Okay, time fore some responses. Let me remind you that this subthread began with an example of reconstructing missing parts of the image from ones own creativity, to find a solution around an original which had been cut into an irregular shape with scissors, and where no other copy was, or was likely to ever be, available: http://lists.wikimedia.org/pipermail/commons-l/2012-July/006588.html There's a lot of other restoration work in the example image, but, for simplicity's sake, let's look at that, because, on its face, creating new parts of the image seems an obvious example exercising creativity. This was, by the way, as part of an attempt to work out a compromise, in which we could begin to discuss possible bright line rules, for instance, if a largish area has had to be recreated in the style of the original by the restorer, the restorer can claim copyright, but I should waive any possible rights to it if the restoration work was primarily focused on work at a very small scale, where creative possibilities are limited by what's around the damage.
However, this has been completely sidetracked at this point. What were the responses to this by Cary and David?
To ignore the actual issues raised. Cary and David basically argue that because the goal is to reproduce the original, this means originality of expression doesn't exist.
This is false. First of all, let's talk about philosophy of restoration. It's very rare that a restorer will have multiple copies of a work to work from, so if information is missing - damage, misprinting, etc, there's no way to know exactly what was there. Further, in most cases the goal is to produce the best possibly copy of the artistic intent of the original. Example: Large wood block prints for ephemera such as newspapers, often have gaps and misalignments caused by imperfect gluing together of multiple blocks used to make the image (and possibly due to rushing of the artists who make the blocks - I'm never quite sure on that point). These are there in all original prints, and no original print lacks them. This was certainly not the artistic intent, however, and they tend to distract from the image for all uses besides learning about wood block prints in ephemeral publications. It can take a great deal of judgement and care to remove them, but this does not produce the original, this produces an idealised original. Likewise, scratches on the image may be later additions, they may be flaws in the wood/metal/etc, or they may be mistakes made by a careless apprentice. Keeping the original might mean leaving the scratch in, however, to produce an idealised original, you remove it. A hand-tinted image may have tint that bleeds outside the colour boundaries to fix. The border may have gaps in it due to the wood having chipped when it was being made. And if you have to reconstruct part of the image, unless a guide exists (and it almost never does), only a bad restoration would fail to put in substantial creative work. It's absolutely necessary to create something that resembles the original style, but you can't just move another part of the picture in without modification - you need to carefully create something new out of elements of the image - a clear case of creative input that has nothing to do with a straw man "it's only a sweat of the brow claim that could grant copyright." No, that goes way beyond sweat of the brow.

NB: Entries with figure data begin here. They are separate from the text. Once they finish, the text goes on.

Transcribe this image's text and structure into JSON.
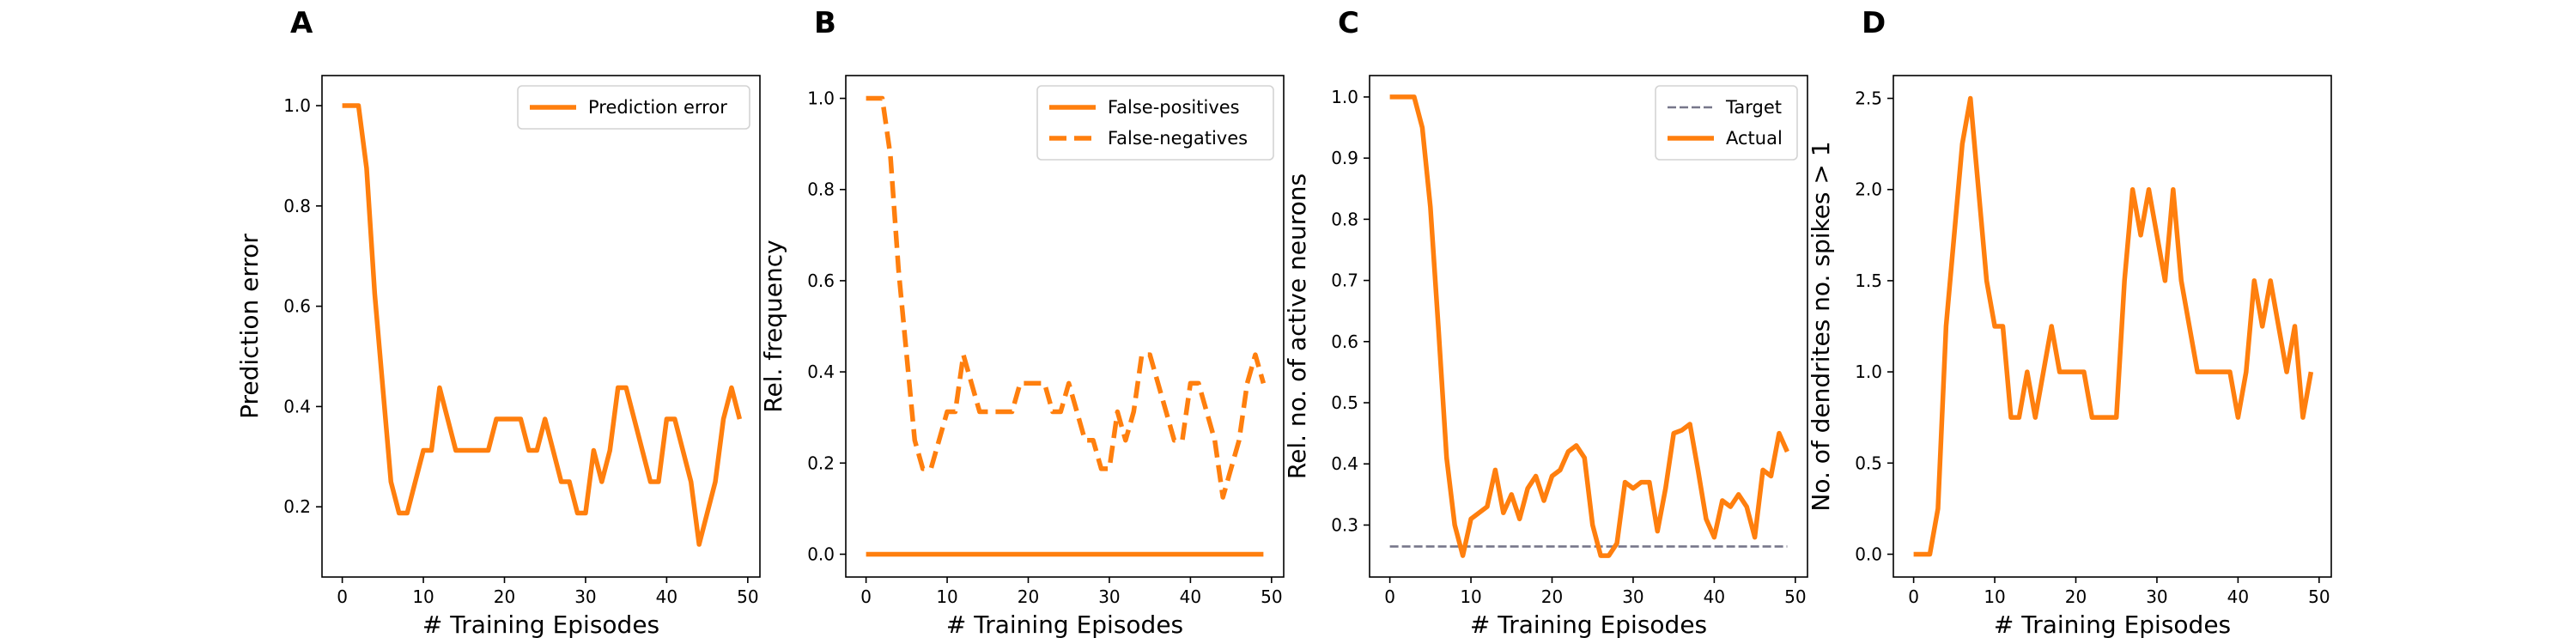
{
  "colors": {
    "orange": "#ff7f0e",
    "target": "#77778a"
  },
  "chart_data": [
    {
      "type": "line",
      "panel": "A",
      "xlabel": "# Training Episodes",
      "ylabel": "Prediction error",
      "xlim": [
        -2.5,
        51.5
      ],
      "ylim": [
        0.06,
        1.06
      ],
      "xticks": [
        0,
        10,
        20,
        30,
        40,
        50
      ],
      "yticks": [
        0.2,
        0.4,
        0.6,
        0.8,
        1.0
      ],
      "ytick_labels": [
        "0.2",
        "0.4",
        "0.6",
        "0.8",
        "1.0"
      ],
      "legend_position": "top-right",
      "series": [
        {
          "name": "Prediction error",
          "style": "solid",
          "x": [
            0,
            1,
            2,
            3,
            4,
            5,
            6,
            7,
            8,
            9,
            10,
            11,
            12,
            13,
            14,
            15,
            16,
            17,
            18,
            19,
            20,
            21,
            22,
            23,
            24,
            25,
            26,
            27,
            28,
            29,
            30,
            31,
            32,
            33,
            34,
            35,
            36,
            37,
            38,
            39,
            40,
            41,
            42,
            43,
            44,
            45,
            46,
            47,
            48,
            49
          ],
          "y": [
            1.0,
            1.0,
            1.0,
            0.875,
            0.625,
            0.4375,
            0.25,
            0.1875,
            0.1875,
            0.25,
            0.3125,
            0.3125,
            0.4375,
            0.375,
            0.3125,
            0.3125,
            0.3125,
            0.3125,
            0.3125,
            0.375,
            0.375,
            0.375,
            0.375,
            0.3125,
            0.3125,
            0.375,
            0.3125,
            0.25,
            0.25,
            0.1875,
            0.1875,
            0.3125,
            0.25,
            0.3125,
            0.4375,
            0.4375,
            0.375,
            0.3125,
            0.25,
            0.25,
            0.375,
            0.375,
            0.3125,
            0.25,
            0.125,
            0.1875,
            0.25,
            0.375,
            0.4375,
            0.375
          ]
        }
      ]
    },
    {
      "type": "line",
      "panel": "B",
      "xlabel": "# Training Episodes",
      "ylabel": "Rel. frequency",
      "xlim": [
        -2.5,
        51.5
      ],
      "ylim": [
        -0.05,
        1.05
      ],
      "xticks": [
        0,
        10,
        20,
        30,
        40,
        50
      ],
      "yticks": [
        0.0,
        0.2,
        0.4,
        0.6,
        0.8,
        1.0
      ],
      "ytick_labels": [
        "0.0",
        "0.2",
        "0.4",
        "0.6",
        "0.8",
        "1.0"
      ],
      "legend_position": "top-right",
      "series": [
        {
          "name": "False-positives",
          "style": "solid",
          "x": [
            0,
            1,
            2,
            3,
            4,
            5,
            6,
            7,
            8,
            9,
            10,
            11,
            12,
            13,
            14,
            15,
            16,
            17,
            18,
            19,
            20,
            21,
            22,
            23,
            24,
            25,
            26,
            27,
            28,
            29,
            30,
            31,
            32,
            33,
            34,
            35,
            36,
            37,
            38,
            39,
            40,
            41,
            42,
            43,
            44,
            45,
            46,
            47,
            48,
            49
          ],
          "y": [
            0,
            0,
            0,
            0,
            0,
            0,
            0,
            0,
            0,
            0,
            0,
            0,
            0,
            0,
            0,
            0,
            0,
            0,
            0,
            0,
            0,
            0,
            0,
            0,
            0,
            0,
            0,
            0,
            0,
            0,
            0,
            0,
            0,
            0,
            0,
            0,
            0,
            0,
            0,
            0,
            0,
            0,
            0,
            0,
            0,
            0,
            0,
            0,
            0,
            0
          ]
        },
        {
          "name": "False-negatives",
          "style": "dashed",
          "x": [
            0,
            1,
            2,
            3,
            4,
            5,
            6,
            7,
            8,
            9,
            10,
            11,
            12,
            13,
            14,
            15,
            16,
            17,
            18,
            19,
            20,
            21,
            22,
            23,
            24,
            25,
            26,
            27,
            28,
            29,
            30,
            31,
            32,
            33,
            34,
            35,
            36,
            37,
            38,
            39,
            40,
            41,
            42,
            43,
            44,
            45,
            46,
            47,
            48,
            49
          ],
          "y": [
            1.0,
            1.0,
            1.0,
            0.875,
            0.625,
            0.4375,
            0.25,
            0.1875,
            0.1875,
            0.25,
            0.3125,
            0.3125,
            0.4375,
            0.375,
            0.3125,
            0.3125,
            0.3125,
            0.3125,
            0.3125,
            0.375,
            0.375,
            0.375,
            0.375,
            0.3125,
            0.3125,
            0.375,
            0.3125,
            0.25,
            0.25,
            0.1875,
            0.1875,
            0.3125,
            0.25,
            0.3125,
            0.4375,
            0.4375,
            0.375,
            0.3125,
            0.25,
            0.25,
            0.375,
            0.375,
            0.3125,
            0.25,
            0.125,
            0.1875,
            0.25,
            0.375,
            0.4375,
            0.375
          ]
        }
      ]
    },
    {
      "type": "line",
      "panel": "C",
      "xlabel": "# Training Episodes",
      "ylabel": "Rel. no. of active neurons",
      "xlim": [
        -2.5,
        51.5
      ],
      "ylim": [
        0.215,
        1.035
      ],
      "xticks": [
        0,
        10,
        20,
        30,
        40,
        50
      ],
      "yticks": [
        0.3,
        0.4,
        0.5,
        0.6,
        0.7,
        0.8,
        0.9,
        1.0
      ],
      "ytick_labels": [
        "0.3",
        "0.4",
        "0.5",
        "0.6",
        "0.7",
        "0.8",
        "0.9",
        "1.0"
      ],
      "legend_position": "top-right",
      "series": [
        {
          "name": "Target",
          "style": "dashed-thin",
          "x": [
            0,
            49
          ],
          "y": [
            0.265,
            0.265
          ]
        },
        {
          "name": "Actual",
          "style": "solid",
          "x": [
            0,
            1,
            2,
            3,
            4,
            5,
            6,
            7,
            8,
            9,
            10,
            11,
            12,
            13,
            14,
            15,
            16,
            17,
            18,
            19,
            20,
            21,
            22,
            23,
            24,
            25,
            26,
            27,
            28,
            29,
            30,
            31,
            32,
            33,
            34,
            35,
            36,
            37,
            38,
            39,
            40,
            41,
            42,
            43,
            44,
            45,
            46,
            47,
            48,
            49
          ],
          "y": [
            1.0,
            1.0,
            1.0,
            1.0,
            0.95,
            0.82,
            0.62,
            0.41,
            0.3,
            0.25,
            0.31,
            0.32,
            0.33,
            0.39,
            0.32,
            0.35,
            0.31,
            0.36,
            0.38,
            0.34,
            0.38,
            0.39,
            0.42,
            0.43,
            0.41,
            0.3,
            0.25,
            0.25,
            0.27,
            0.37,
            0.36,
            0.37,
            0.37,
            0.29,
            0.36,
            0.45,
            0.455,
            0.465,
            0.39,
            0.31,
            0.28,
            0.34,
            0.33,
            0.35,
            0.33,
            0.28,
            0.39,
            0.38,
            0.45,
            0.42
          ]
        }
      ]
    },
    {
      "type": "line",
      "panel": "D",
      "xlabel": "# Training Episodes",
      "ylabel": "No. of dendrites no. spikes > 1",
      "xlim": [
        -2.5,
        51.5
      ],
      "ylim": [
        -0.125,
        2.625
      ],
      "xticks": [
        0,
        10,
        20,
        30,
        40,
        50
      ],
      "yticks": [
        0.0,
        0.5,
        1.0,
        1.5,
        2.0,
        2.5
      ],
      "ytick_labels": [
        "0.0",
        "0.5",
        "1.0",
        "1.5",
        "2.0",
        "2.5"
      ],
      "legend_position": "none",
      "series": [
        {
          "name": "",
          "style": "solid",
          "x": [
            0,
            1,
            2,
            3,
            4,
            5,
            6,
            7,
            8,
            9,
            10,
            11,
            12,
            13,
            14,
            15,
            16,
            17,
            18,
            19,
            20,
            21,
            22,
            23,
            24,
            25,
            26,
            27,
            28,
            29,
            30,
            31,
            32,
            33,
            34,
            35,
            36,
            37,
            38,
            39,
            40,
            41,
            42,
            43,
            44,
            45,
            46,
            47,
            48,
            49
          ],
          "y": [
            0,
            0,
            0,
            0.25,
            1.25,
            1.75,
            2.25,
            2.5,
            2.0,
            1.5,
            1.25,
            1.25,
            0.75,
            0.75,
            1.0,
            0.75,
            1.0,
            1.25,
            1.0,
            1.0,
            1.0,
            1.0,
            0.75,
            0.75,
            0.75,
            0.75,
            1.5,
            2.0,
            1.75,
            2.0,
            1.75,
            1.5,
            2.0,
            1.5,
            1.25,
            1.0,
            1.0,
            1.0,
            1.0,
            1.0,
            0.75,
            1.0,
            1.5,
            1.25,
            1.5,
            1.25,
            1.0,
            1.25,
            0.75,
            1.0
          ]
        }
      ]
    }
  ]
}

The goal of (most) restorations is to create an idealised version, not to slavishly copy the original. The style and flaws inherent to the artist are (with rare exceptions) kept - this is an idealization of a real work - but you are not trying for an exact copy of the original. The exact copy of the original is merely a colour-adjusted scan.
Cary Bass claims that the better the restoration, the more it resembles the original. This is simply untrue, and the attempts to idealise the original can involve substantial creative input.

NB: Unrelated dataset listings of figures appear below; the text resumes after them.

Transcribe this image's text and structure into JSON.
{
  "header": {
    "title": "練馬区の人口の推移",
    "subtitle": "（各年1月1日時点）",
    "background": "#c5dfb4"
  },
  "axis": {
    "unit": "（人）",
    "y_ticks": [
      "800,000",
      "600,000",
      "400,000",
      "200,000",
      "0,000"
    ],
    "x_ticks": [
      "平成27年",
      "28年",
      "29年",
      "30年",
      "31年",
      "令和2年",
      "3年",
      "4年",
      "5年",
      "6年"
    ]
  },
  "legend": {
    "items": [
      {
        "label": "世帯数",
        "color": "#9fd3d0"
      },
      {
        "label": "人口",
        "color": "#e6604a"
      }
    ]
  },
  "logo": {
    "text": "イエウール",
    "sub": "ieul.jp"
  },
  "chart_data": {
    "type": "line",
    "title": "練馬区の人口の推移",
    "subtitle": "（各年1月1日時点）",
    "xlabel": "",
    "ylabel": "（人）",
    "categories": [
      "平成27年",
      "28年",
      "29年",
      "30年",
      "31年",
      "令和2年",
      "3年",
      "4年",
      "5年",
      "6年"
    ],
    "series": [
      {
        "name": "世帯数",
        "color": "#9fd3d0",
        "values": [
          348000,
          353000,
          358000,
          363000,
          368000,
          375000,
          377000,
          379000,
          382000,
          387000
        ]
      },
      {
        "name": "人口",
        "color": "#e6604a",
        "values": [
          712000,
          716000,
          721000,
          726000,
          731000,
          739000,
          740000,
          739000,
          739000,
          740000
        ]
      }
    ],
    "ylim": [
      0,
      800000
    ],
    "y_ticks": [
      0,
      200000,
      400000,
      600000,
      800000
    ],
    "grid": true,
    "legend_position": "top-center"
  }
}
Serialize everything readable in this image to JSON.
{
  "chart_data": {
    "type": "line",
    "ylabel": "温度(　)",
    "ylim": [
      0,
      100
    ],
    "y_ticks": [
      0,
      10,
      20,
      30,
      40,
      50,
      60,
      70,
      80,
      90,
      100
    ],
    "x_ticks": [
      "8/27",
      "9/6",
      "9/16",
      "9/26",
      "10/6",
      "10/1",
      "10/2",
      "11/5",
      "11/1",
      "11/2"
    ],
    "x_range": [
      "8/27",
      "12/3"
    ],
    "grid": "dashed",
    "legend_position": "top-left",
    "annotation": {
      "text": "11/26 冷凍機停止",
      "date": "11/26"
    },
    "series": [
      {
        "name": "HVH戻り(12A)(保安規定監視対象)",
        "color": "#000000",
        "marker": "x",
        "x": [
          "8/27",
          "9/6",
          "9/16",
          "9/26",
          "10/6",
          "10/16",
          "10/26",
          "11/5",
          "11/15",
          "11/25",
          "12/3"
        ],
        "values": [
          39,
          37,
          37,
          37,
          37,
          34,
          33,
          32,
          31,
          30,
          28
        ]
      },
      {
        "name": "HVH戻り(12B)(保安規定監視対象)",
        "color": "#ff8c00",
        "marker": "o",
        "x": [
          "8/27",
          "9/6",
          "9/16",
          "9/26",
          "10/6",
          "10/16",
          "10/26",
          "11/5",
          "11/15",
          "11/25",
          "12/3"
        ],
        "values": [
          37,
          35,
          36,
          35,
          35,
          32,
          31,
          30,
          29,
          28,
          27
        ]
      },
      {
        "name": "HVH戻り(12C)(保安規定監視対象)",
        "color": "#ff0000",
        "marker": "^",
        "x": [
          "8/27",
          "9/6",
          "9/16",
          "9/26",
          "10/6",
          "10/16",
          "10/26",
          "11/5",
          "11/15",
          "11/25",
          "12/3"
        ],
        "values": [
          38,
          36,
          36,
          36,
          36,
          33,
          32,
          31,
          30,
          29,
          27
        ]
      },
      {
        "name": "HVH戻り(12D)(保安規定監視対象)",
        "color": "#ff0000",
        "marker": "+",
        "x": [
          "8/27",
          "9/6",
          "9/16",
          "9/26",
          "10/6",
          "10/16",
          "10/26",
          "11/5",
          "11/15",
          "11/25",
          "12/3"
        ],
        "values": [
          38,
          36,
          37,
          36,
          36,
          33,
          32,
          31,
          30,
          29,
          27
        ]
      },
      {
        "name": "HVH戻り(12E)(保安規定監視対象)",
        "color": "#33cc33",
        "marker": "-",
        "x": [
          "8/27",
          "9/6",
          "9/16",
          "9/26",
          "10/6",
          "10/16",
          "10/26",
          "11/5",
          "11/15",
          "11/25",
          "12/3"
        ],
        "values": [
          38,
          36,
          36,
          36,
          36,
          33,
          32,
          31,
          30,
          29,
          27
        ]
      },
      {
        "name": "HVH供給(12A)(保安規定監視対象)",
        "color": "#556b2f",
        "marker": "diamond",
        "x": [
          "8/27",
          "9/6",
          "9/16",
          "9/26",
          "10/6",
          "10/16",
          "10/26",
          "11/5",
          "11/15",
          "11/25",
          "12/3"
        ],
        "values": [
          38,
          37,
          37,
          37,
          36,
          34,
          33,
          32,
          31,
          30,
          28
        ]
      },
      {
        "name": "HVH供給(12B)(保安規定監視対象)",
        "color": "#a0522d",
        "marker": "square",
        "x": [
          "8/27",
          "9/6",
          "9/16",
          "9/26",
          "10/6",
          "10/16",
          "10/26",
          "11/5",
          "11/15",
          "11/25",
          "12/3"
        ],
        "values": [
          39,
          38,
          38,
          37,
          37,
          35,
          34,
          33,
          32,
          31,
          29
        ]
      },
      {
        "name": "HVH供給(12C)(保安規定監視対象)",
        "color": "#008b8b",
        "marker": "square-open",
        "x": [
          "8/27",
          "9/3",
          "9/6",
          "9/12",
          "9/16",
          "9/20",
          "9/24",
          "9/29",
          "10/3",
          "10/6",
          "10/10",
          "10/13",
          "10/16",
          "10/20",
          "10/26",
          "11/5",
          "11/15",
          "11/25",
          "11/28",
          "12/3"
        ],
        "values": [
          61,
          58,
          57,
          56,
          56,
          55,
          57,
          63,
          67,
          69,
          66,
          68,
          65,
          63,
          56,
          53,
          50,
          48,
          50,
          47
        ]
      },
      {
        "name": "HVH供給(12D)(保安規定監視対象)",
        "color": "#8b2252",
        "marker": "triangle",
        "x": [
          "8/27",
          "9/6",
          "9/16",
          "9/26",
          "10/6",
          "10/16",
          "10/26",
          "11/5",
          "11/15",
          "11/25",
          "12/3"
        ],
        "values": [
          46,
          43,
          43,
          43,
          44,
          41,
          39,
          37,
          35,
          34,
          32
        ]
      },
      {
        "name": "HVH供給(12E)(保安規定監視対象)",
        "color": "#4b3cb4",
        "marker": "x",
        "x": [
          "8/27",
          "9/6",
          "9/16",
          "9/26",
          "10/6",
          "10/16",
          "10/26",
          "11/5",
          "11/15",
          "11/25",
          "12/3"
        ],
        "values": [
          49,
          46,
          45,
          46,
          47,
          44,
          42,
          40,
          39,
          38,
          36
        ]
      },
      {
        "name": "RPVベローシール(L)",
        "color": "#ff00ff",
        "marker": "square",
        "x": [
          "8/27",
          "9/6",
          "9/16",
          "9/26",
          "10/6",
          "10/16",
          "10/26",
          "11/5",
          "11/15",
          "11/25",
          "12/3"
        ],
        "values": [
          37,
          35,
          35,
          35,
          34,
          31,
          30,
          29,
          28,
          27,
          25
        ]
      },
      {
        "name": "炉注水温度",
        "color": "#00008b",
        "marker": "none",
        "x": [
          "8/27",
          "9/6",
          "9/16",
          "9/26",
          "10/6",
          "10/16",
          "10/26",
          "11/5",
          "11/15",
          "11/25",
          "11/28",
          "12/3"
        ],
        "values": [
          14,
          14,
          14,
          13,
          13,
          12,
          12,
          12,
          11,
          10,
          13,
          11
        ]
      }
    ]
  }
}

Further, as is well-known, the UK threshhold for creative input is very low. Cary and David are simply wrong to suggest that a restoration would necessarily fail to reach this level,. particularly one that had to reconstruct sections. David and Cary completely ignore the reconstruction aspect - which, since, as I said, one almost never has multiple copies to consider, has to be done out of the restorer's artistic talent - in order to claim that there is no creative work in a restoration.

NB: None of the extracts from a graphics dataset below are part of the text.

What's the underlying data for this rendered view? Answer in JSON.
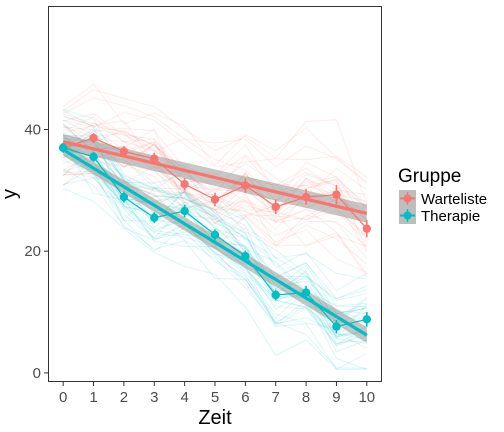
{
  "chart_data": {
    "type": "line",
    "xlabel": "Zeit",
    "ylabel": "y",
    "x": [
      0,
      1,
      2,
      3,
      4,
      5,
      6,
      7,
      8,
      9,
      10
    ],
    "xlim": [
      -0.5,
      10.5
    ],
    "ylim": [
      -1.5,
      60.3
    ],
    "x_ticks": [
      "0",
      "1",
      "2",
      "3",
      "4",
      "5",
      "6",
      "7",
      "8",
      "9",
      "10"
    ],
    "y_ticks": [
      "0",
      "20",
      "40"
    ],
    "y_tick_values": [
      0,
      20,
      40
    ],
    "grid": false,
    "legend": {
      "title": "Gruppe",
      "position": "right",
      "entries": [
        "Warteliste",
        "Therapie"
      ]
    },
    "series": [
      {
        "name": "Warteliste",
        "color": "#F8766D",
        "means": [
          37.0,
          38.6,
          36.4,
          35.2,
          31.0,
          28.5,
          30.8,
          27.3,
          28.9,
          29.3,
          23.7
        ],
        "se": [
          0.8,
          0.8,
          0.9,
          1.0,
          1.0,
          1.1,
          1.2,
          1.2,
          1.3,
          1.6,
          1.4
        ],
        "fit": [
          38.0,
          26.2
        ],
        "fit_band": [
          1.2,
          1.5
        ]
      },
      {
        "name": "Therapie",
        "color": "#00BFC4",
        "means": [
          37.0,
          35.5,
          28.9,
          25.5,
          26.6,
          22.7,
          19.2,
          12.8,
          13.2,
          7.6,
          8.8
        ],
        "se": [
          0.8,
          0.8,
          0.9,
          0.9,
          1.0,
          0.9,
          0.9,
          0.9,
          1.1,
          1.1,
          1.2
        ],
        "fit": [
          36.7,
          6.2
        ],
        "fit_band": [
          1.0,
          1.3
        ]
      }
    ]
  }
}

This is false, and shows they don't actually understand the situation being discussed, despite me having shown a before-and-after visual aid of an image that had reasonably large sections reconstructed. But, no, they're sticking their fingers in their ears on that subject, and just repeating "Sweat of the brow! Sweat of the brow!" as if the discussion had never moved on from there, and as if *the very subthread they're commenting on* wasn't explicitly about reconstructing areas of the image from whole cloth.